2

I'm trying to compare two models (example from Jake Vanderplas' blog) using PyMC3, but I can't get my modified code to work (the functions best_theta() and logL() are explained in Jake's blog post, which is available in IPython Notebook form):

degrees = [1, 2, 3]

# best_theta() finds the best set of parameters for a given model
thetas = [best_theta(d) for d in degrees]

n = len(degrees)
prob = np.array([ 1 for _ in degrees ])

# model specs
from pymc3 import Model, Dirichlet, Categorical, DensityDist

with Model() as bfactor:
    choices = Dirichlet('choices', prob, shape=prob.shape[0])

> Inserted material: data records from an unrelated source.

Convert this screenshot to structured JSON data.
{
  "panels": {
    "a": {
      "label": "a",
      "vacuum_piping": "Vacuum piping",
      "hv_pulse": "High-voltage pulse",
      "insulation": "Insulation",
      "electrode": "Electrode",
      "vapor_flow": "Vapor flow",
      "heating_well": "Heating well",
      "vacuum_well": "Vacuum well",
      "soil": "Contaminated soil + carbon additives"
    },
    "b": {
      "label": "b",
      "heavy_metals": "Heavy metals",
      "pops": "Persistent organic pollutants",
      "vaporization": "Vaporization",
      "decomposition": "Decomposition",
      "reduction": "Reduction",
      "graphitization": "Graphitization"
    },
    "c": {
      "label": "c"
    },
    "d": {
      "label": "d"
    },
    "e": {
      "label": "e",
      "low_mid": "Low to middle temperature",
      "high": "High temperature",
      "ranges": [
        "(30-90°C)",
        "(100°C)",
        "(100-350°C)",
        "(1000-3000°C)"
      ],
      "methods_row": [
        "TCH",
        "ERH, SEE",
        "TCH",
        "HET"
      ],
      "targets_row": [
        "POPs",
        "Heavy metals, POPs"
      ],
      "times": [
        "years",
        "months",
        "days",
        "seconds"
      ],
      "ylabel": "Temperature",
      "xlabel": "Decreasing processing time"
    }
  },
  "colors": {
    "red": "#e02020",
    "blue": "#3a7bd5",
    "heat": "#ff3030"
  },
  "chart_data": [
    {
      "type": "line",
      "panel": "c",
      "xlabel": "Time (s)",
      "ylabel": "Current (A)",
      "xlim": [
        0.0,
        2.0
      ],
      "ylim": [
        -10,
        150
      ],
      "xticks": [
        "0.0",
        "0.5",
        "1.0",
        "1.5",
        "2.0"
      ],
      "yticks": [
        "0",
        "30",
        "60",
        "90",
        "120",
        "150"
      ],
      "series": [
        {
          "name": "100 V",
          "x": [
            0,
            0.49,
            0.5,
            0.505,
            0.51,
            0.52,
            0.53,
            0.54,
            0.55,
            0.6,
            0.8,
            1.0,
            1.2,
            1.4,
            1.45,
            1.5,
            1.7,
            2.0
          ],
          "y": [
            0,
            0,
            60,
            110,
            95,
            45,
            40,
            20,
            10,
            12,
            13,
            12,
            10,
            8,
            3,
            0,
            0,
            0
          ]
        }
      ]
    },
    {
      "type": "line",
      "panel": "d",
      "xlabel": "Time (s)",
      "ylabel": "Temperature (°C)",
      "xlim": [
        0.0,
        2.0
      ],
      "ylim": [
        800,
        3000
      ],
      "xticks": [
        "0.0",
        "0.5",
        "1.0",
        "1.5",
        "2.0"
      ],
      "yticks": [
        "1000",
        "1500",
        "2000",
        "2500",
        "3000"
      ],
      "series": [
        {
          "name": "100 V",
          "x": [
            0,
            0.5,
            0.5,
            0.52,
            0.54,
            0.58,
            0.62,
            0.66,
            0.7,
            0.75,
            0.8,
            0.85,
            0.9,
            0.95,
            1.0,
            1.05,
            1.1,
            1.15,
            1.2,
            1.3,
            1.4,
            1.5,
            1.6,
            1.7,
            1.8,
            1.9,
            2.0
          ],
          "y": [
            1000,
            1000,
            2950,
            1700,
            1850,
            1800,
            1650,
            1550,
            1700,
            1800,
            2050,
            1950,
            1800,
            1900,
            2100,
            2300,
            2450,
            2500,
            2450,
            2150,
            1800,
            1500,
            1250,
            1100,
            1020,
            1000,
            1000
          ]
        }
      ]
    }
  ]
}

    choice = Categorical('choice', choices)

    indmodel = [0] * len(degrees)
    for i, d in enumerate(degrees):
        # logL() calculates the log-likelihood for a given model
        indmodel[i] = DensityDist('indmodel', lambda value: logL(thetas[i]))

    fullmodel = DensityDist('fullmodel', lambda value: indmodel[choice].logp(value))

That raises an exception, because the variable choice is an RV object, not an integer (unlike in PyMC2), as discussed in this question. In my code, however, the value of choice is important to make it work.

My question is, is there a way to access the value of the RV choice, or more generally set up a hierarchical model using Categorical random variables (i.e. use the value of a Categorical RV to calculate the log likelihood of another RV)?

LmnICE
  • 163
  • 1
  • 11

1 Answers1

3

I took a quick stab at this. However, the approach needed to be changed quite a bit as it's often more convenient to vectorize the model. This also revealed a bug which I fixed (https://github.com/pymc-devs/pymc3/commit/c784c478aa035b5113e175145df8751b0dea0df3) so you will need to update from current master for this to work.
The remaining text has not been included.